Drink talking: John Birch

Uniting with other licensees will help smooth the transition to comeIn 1974 our pub traded at 800 barrels off a weekly rent of £20. Twenty-five...

Uniting with other licensees will help smooth the transition to come

In 1974 our pub traded at 800 barrels off a weekly rent of £20. Twenty-five years later the same pub was trading at 500 barrels with rent and rates of £50,000. Even with our newly acquired overdraft, we were still considered 'award-winning'. A two per cent franchise fee produced some award winning language and an eventual retreat into full-time licensing consultancy. Success followed success until that is until, February 2005, when I began to discuss transitional applications with licensing authorities.
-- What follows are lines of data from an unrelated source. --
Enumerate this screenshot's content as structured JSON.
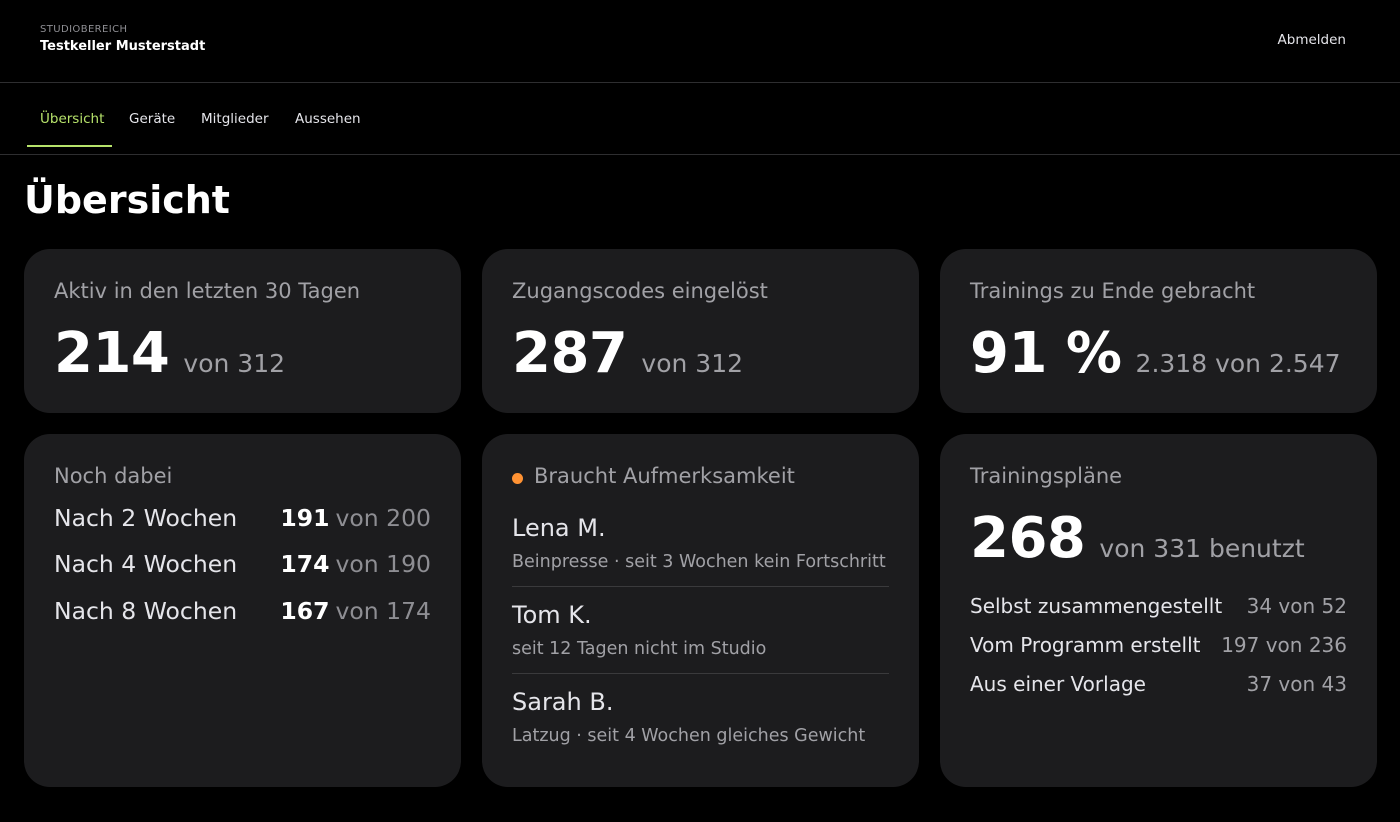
{
  "header": {
    "kicker": "STUDIOBEREICH",
    "studio_name": "Testkeller Musterstadt",
    "logout_label": "Abmelden"
  },
  "tabs": [
    {
      "label": "Übersicht",
      "active": true
    },
    {
      "label": "Geräte",
      "active": false
    },
    {
      "label": "Mitglieder",
      "active": false
    },
    {
      "label": "Aussehen",
      "active": false
    }
  ],
  "page_title": "Übersicht",
  "cards": {
    "active": {
      "label": "Aktiv in den letzten 30 Tagen",
      "value": "214",
      "sub": "von 312"
    },
    "codes": {
      "label": "Zugangscodes eingelöst",
      "value": "287",
      "sub": "von 312"
    },
    "trainings": {
      "label": "Trainings zu Ende gebracht",
      "value": "91 %",
      "sub": "2.318 von 2.547"
    },
    "retention": {
      "label": "Noch dabei",
      "rows": [
        {
          "label": "Nach 2 Wochen",
          "value": "191",
          "of": "von 200"
        },
        {
          "label": "Nach 4 Wochen",
          "value": "174",
          "of": "von 190"
        },
        {
          "label": "Nach 8 Wochen",
          "value": "167",
          "of": "von 174"
        }
      ]
    },
    "attention": {
      "label": "Braucht Aufmerksamkeit",
      "status_color": "#ff9233",
      "items": [
        {
          "name": "Lena M.",
          "note": "Beinpresse · seit 3 Wochen kein Fortschritt"
        },
        {
          "name": "Tom K.",
          "note": "seit 12 Tagen nicht im Studio"
        },
        {
          "name": "Sarah B.",
          "note": "Latzug · seit 4 Wochen gleiches Gewicht"
        }
      ]
    },
    "plans": {
      "label": "Trainingspläne",
      "value": "268",
      "sub": "von 331 benutzt",
      "rows": [
        {
          "label": "Selbst zusammengestellt",
          "value": "34 von 52"
        },
        {
          "label": "Vom Programm erstellt",
          "value": "197 von 236"
        },
        {
          "label": "Aus einer Vorlage",
          "value": "37 von 43"
        }
      ]
    }
  },
  "colors": {
    "accent": "#b7e36b",
    "card_bg": "#1c1c1e",
    "attention_dot": "#ff9233"
  }
}
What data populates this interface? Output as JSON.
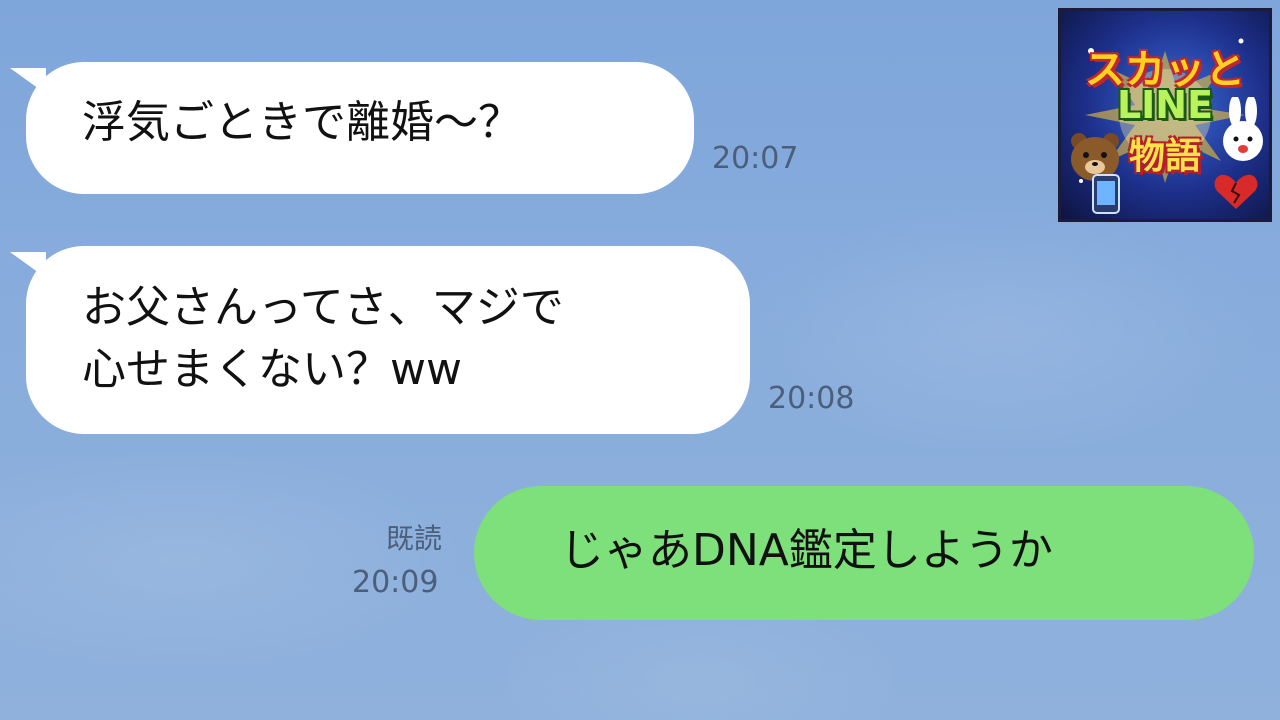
{
  "chat": {
    "messages": [
      {
        "side": "left",
        "lines": [
          "浮気ごときで離婚〜？"
        ],
        "time": "20:07"
      },
      {
        "side": "left",
        "lines": [
          "お父さんってさ、マジで",
          "心せまくない？ww"
        ],
        "time": "20:08"
      },
      {
        "side": "right",
        "lines": [
          "じゃあDNA鑑定しようか"
        ],
        "time": "20:09",
        "read_label": "既読"
      }
    ]
  },
  "logo": {
    "line1": "スカッと",
    "line2": "LINE",
    "line3": "物語"
  },
  "colors": {
    "background": "#86a9d9",
    "incoming_bubble": "#ffffff",
    "outgoing_bubble": "#7ee07a",
    "timestamp": "#4b5e7a"
  }
}
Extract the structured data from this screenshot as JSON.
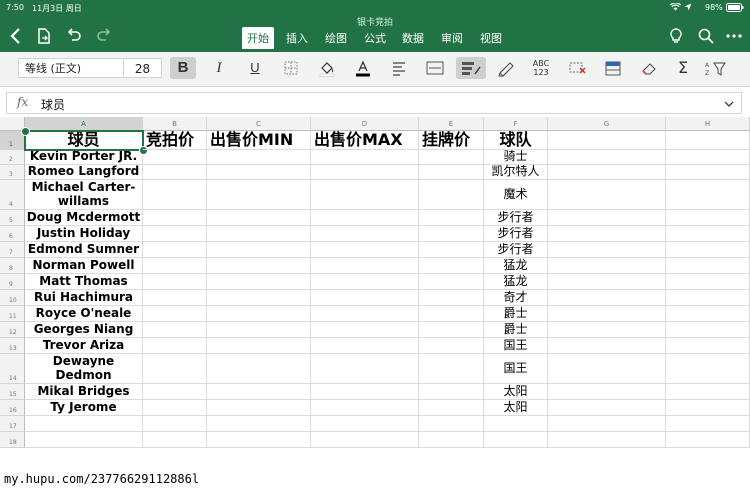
{
  "status": {
    "time": "7:50",
    "date": "11月3日 周日",
    "battery": "98%"
  },
  "title": "银卡竞拍",
  "tabs": [
    {
      "label": "开始",
      "active": true
    },
    {
      "label": "插入",
      "active": false
    },
    {
      "label": "绘图",
      "active": false
    },
    {
      "label": "公式",
      "active": false
    },
    {
      "label": "数据",
      "active": false
    },
    {
      "label": "审阅",
      "active": false
    },
    {
      "label": "视图",
      "active": false
    }
  ],
  "ribbon": {
    "font_name": "等线 (正文)",
    "font_size": "28",
    "bold": "B",
    "italic": "I",
    "underline": "U",
    "abc_top": "ABC",
    "abc_bottom": "123",
    "sum": "Σ"
  },
  "formula_bar": {
    "fx": "fx",
    "value": "球员"
  },
  "columns": [
    "A",
    "B",
    "C",
    "D",
    "E",
    "F",
    "G",
    "H"
  ],
  "rows": [
    "1",
    "2",
    "3",
    "4",
    "5",
    "6",
    "7",
    "8",
    "9",
    "10",
    "11",
    "12",
    "13",
    "14",
    "15",
    "16",
    "17",
    "18"
  ],
  "sheet": {
    "headers": [
      "球员",
      "竞拍价",
      "出售价MIN",
      "出售价MAX",
      "挂牌价",
      "球队"
    ],
    "players": [
      {
        "name": "Kevin Porter JR.",
        "team": "骑士"
      },
      {
        "name": "Romeo Langford",
        "team": "凯尔特人"
      },
      {
        "name": "Michael Carter-willams",
        "team": "魔术"
      },
      {
        "name": "Doug Mcdermott",
        "team": "步行者"
      },
      {
        "name": "Justin Holiday",
        "team": "步行者"
      },
      {
        "name": "Edmond Sumner",
        "team": "步行者"
      },
      {
        "name": "Norman Powell",
        "team": "猛龙"
      },
      {
        "name": "Matt Thomas",
        "team": "猛龙"
      },
      {
        "name": "Rui Hachimura",
        "team": "奇才"
      },
      {
        "name": "Royce O'neale",
        "team": "爵士"
      },
      {
        "name": "Georges Niang",
        "team": "爵士"
      },
      {
        "name": "Trevor Ariza",
        "team": "国王"
      },
      {
        "name": "Dewayne Dedmon",
        "team": "国王"
      },
      {
        "name": "Mikal Bridges",
        "team": "太阳"
      },
      {
        "name": "Ty Jerome",
        "team": "太阳"
      }
    ]
  },
  "watermark": "my.hupu.com/23776629112886l",
  "colors": {
    "accent": "#217346"
  }
}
Drink talking? In my case more like sleep talking. Eighteen-hour days again - not all of you exactly helped yourselves, did you? I forget if it was five or six telephone calls to get one licensee's photographs! "The plans will be here tomorrow" and "I'll ring you back" were commonly used phrases.

The most famous pub of all is the Cat and Mouse, the role being played out between practitioners and licensing authorities. In making almost 400 applications to 35 different licensing authorities, I have encountered 35 different interpretations of the Act some of them quite astonishing. I tried to do business with a licensing officer who was Attila the Hun's blood relative, and advised one authority how they should prepare for the hearing against my own application. I've also met some very helpful people.

I've been along to 25 hearings and come away not with any feelings of success, more so feeling lucky at the sheer incompetence of the system. The inconsistencies will force the pubcos to throw vast sums of money into appeals, and costs will eventually find their way to your rent reviews.The prospect of the premises licence enforcement process should fill every licensee with concern. You'll need the fellowship and the support that comes from a trade association.

In many areas it is still difficult to establish who is the cat and who is the mouse, and local strength through formation of a trade association will ensure you are the lion. Start an LVA? That's a full circle indeed.